Laporan wartawan Tribunnews.com, Rina Ayu
TRIBUNNEWS.COM,JAKARTA - Kementerian Kesehatan (Kemenkes RI) memastikan jumlah penawar bisa ular atau antivenom di Indonesia aman.
Hal ini merespons, peringatan organisasi kesehatan dunia atau WHO yang menyatakan bahwa dunia sedang menghadapi ancaman kekurangan penawar bisa ular.
"Sejauh ini jumlah antivenom di Tanah Air aman," ujar Plt Kepala Biro Komunikasi dan Pelayanan Publik dr Siti Nadia Tarmizi MEpid saat dihubungi Tribunnews.com, Jumat (20/9/2024).
Ia menuturkan di tahun 2023 Kemenkes membeli beberapa jenis antivenom.
Kemudian di tahun 2024, Kemenkes membeli 4 jenis antivenom berjenis polivalen yakni satu antivenom yang bisa menangani sejumlah bisa ular.
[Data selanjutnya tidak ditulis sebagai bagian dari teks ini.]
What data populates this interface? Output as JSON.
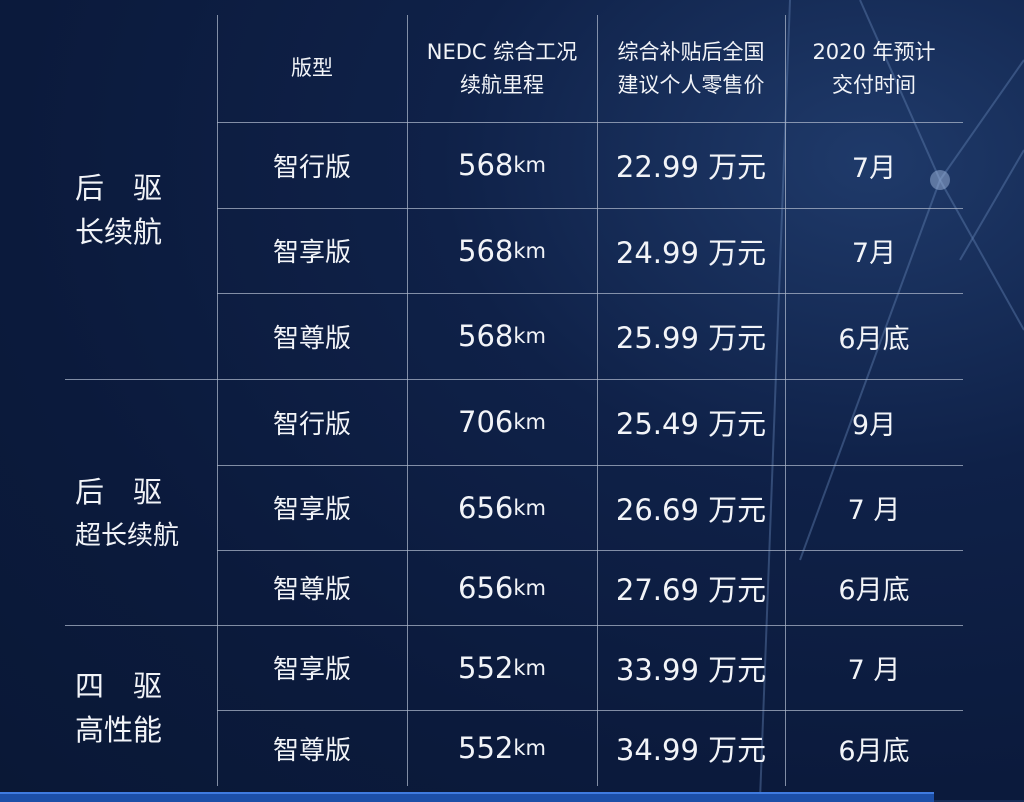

Antivenom ini didistribusikan ke semua Dinkes Provinsi di Indonesia sehingga semua rumah sakit (RS) bisa mengakses antivenom bila mendapat kasus gigitan ular berbisa.
Adapun antivenom yang dibeli oleh Indonesia mayoritas berasal dari Thailand.
Baca juga: WHO Peringatkan Ancaman Akibat Kekurangan Penawar Bisa Ular
"Antivenom dari Australia masih belum karena produksi yang terbatas," ungkap Nadia.
Sejauh ini Indonesia melalui Kemenkes memiliki 7 antivenom di mana jenisnya monovalen dan polyvalen.
Monovalen digunakan untuk gigitan king cobra (Ophiophagus hannah), cobra (Naja kaouthia), banded krait (Bungarus fasciatus), malayan pit viper (Calloselasma rhodostama), russels's viper (Daboia russeli siamensis), green pit viper (Trimeresurus albolaris), serta malayan krait (Bungarus candidus).
Sementara itu, yang polyvalen adalah neuro polyvalen (untuk king cobra, cobra, dan malayan krait) serta haemoto (untuk malayan pit viper, green pit viper, dan russel's viper).
Dikutip dari VOA, WHO menjelaskan pada tahun 2019 sejumlah perusahaan obat sejak tahun 1980an, tidak lagi memproduksi antivenom.
Baca juga: Efektivitas Anti Bisa Ular, Sempat Diberikan pada Eks Asisten Panji Petualang Sebelum Meninggal
Imbasnya memicu kekurangan antivenom parah di Afrika dan beberapa negara Asia.
India adalah negara yang terkena dampak paling parah di dunia, dengan sekitar 58.000 orang meninggal akibat gigitan ular setiap tahunnya, sementara negara tetangganya, Bangladesh dan Pakistan, juga terkena dampak paling parah.
Bencana banjir besar di Pakistan, Myanmar, Bangladesh, Sudan Selatan dan negara-negara lain juga disertai dengan meningkatnya gigitan ular.
WHO juga memperingatkan bahwa perubahan iklim berisiko menyebarkan ular berbisa, sehingga mungkin membuat negara-negara yang sebelumnya tidak terkena dampaknya, kini berbahaya.